A common way of syncing SQL databases in Azure is by activating replication. This will keep databases in sync for the purpose of high availability or redundancy. For your use case, this is not an option, since you only want to sync specific rows.
The recommended tool to use here is Azure Data Factory, which has a built-in copy activity. This allows you to copy data from a source to a sink. In your case, both source and sink are SQL databases.To get started with the copy activity, follow the instructions from this tutorial. You should also make use of a tumbling window trigger to run the pipeline at a specific interval.

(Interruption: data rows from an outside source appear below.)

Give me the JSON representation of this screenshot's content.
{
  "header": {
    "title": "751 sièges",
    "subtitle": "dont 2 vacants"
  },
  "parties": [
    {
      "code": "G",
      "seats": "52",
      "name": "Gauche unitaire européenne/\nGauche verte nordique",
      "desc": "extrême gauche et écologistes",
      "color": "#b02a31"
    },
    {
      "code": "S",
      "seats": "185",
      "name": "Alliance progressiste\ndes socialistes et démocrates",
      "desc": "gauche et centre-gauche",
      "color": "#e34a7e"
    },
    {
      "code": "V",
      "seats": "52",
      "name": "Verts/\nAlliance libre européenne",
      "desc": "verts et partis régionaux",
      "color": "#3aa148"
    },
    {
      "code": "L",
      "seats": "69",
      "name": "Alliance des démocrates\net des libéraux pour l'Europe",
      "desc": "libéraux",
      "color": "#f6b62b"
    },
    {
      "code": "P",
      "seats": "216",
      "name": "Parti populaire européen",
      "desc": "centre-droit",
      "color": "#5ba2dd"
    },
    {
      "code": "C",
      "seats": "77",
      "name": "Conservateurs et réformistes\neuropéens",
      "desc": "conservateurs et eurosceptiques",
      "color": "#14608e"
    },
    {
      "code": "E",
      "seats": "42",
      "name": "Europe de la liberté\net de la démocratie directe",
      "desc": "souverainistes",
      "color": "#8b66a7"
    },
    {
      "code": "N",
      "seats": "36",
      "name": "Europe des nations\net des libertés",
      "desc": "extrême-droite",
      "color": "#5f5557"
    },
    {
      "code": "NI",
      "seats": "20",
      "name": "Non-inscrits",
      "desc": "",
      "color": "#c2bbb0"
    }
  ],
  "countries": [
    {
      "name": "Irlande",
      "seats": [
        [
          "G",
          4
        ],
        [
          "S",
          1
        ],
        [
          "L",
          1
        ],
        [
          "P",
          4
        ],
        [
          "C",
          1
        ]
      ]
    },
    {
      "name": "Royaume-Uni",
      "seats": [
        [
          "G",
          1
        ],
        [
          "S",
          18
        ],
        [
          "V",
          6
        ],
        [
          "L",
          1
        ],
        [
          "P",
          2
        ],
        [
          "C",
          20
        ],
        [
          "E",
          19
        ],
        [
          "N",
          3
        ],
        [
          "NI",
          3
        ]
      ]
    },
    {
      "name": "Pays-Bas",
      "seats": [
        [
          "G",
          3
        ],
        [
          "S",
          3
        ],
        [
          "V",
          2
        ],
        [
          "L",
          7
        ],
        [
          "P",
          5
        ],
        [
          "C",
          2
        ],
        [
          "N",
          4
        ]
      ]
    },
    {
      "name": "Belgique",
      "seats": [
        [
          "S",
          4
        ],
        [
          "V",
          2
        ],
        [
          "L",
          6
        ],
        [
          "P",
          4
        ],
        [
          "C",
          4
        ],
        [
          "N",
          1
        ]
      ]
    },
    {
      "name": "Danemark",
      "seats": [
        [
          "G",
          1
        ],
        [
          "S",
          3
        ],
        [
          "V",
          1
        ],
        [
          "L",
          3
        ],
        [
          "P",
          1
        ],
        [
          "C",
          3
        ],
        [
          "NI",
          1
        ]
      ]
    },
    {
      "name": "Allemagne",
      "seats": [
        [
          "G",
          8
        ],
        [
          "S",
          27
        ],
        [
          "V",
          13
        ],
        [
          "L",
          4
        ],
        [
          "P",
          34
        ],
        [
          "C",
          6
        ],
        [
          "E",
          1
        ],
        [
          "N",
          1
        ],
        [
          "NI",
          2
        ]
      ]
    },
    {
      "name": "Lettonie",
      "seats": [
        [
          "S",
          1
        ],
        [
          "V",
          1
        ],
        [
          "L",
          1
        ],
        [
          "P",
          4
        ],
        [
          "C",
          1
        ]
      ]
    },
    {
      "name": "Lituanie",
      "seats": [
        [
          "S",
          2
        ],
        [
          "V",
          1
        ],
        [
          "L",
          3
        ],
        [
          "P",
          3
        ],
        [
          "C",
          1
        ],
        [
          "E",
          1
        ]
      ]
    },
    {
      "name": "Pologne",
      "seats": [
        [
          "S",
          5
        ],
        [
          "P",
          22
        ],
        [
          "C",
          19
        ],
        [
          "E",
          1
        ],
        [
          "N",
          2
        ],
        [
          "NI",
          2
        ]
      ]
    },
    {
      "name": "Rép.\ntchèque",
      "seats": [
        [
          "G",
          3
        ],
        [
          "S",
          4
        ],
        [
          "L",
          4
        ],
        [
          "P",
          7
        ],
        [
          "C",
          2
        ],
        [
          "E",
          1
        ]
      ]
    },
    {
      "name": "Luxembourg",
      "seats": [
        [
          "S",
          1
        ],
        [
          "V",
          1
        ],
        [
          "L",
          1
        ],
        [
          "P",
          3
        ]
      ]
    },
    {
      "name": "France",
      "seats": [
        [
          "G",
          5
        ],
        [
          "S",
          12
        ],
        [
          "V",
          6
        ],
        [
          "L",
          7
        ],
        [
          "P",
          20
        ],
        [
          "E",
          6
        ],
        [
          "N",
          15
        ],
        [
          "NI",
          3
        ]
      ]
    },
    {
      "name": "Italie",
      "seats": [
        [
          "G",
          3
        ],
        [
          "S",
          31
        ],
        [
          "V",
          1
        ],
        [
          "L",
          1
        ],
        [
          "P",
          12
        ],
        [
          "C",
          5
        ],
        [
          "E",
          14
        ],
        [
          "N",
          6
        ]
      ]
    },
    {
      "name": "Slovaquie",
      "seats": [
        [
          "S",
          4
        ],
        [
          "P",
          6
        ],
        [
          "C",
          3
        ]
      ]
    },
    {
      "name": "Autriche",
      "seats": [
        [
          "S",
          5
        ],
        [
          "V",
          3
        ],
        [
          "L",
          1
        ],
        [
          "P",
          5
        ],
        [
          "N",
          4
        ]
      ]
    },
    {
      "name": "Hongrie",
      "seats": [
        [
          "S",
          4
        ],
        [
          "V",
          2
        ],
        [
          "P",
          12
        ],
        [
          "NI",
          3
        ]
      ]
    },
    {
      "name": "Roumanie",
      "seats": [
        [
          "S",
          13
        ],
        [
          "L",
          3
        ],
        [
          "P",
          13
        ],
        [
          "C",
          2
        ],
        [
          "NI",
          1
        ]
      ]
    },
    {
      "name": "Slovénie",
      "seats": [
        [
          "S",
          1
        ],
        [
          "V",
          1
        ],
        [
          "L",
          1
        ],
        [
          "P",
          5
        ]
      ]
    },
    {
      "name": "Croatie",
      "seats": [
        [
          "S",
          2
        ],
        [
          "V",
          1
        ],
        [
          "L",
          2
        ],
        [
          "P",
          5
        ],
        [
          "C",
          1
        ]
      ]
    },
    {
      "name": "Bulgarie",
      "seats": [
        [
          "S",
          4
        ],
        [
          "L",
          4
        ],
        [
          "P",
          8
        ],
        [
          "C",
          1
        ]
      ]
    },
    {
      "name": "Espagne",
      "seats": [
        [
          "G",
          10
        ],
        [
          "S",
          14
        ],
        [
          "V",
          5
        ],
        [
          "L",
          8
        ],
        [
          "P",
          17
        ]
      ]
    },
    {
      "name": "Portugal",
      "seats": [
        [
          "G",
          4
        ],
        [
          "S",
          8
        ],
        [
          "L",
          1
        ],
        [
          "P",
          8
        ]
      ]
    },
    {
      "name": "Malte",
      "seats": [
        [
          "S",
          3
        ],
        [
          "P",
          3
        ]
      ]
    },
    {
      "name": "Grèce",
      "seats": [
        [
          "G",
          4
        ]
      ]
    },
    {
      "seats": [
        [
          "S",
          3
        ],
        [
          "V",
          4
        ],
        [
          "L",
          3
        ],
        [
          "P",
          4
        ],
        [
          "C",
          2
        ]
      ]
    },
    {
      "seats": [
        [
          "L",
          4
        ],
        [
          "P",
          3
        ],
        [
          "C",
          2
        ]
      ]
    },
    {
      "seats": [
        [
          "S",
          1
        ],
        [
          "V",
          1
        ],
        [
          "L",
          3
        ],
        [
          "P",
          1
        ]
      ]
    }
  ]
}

Below you'll find a very simple example of a copy activity to give you an idea. The sqlReaderQuery
property gives you a lot of flexibility since it enables you to select which specific data you want to sync. To sync the data incrementally, you'll have to make use of existing fields in your dataset like LastUpdated
. This way you can conditionally load the data that was created after the last time the pipeline ran.
"activities":[
{
"name": "CopyFromSQLServer",
"type": "Copy",
"inputs": [
{
"referenceName": "<SQL Server input dataset name>",
"type": "DatasetReference"
}
],
"outputs": [
{
"referenceName": "<output dataset name>",
"type": "DatasetReference"
}
],
"typeProperties": {
"source": {
"type": "SqlSource",
"sqlReaderQuery": "SELECT * FROM Customers WHERE LastUpdated BETWEEN @{pipeline().parameters.LastModified_From} AND @{pipeline().parameters.LastModified_To}"
},
"sink": {
"type": "SqlSink"
}
}
}
]
This idea is based on this azure tutorial, which copies blob files between two storage containers using the LastModifiedDate. In this GitHub repository you'll find the terraform implementation.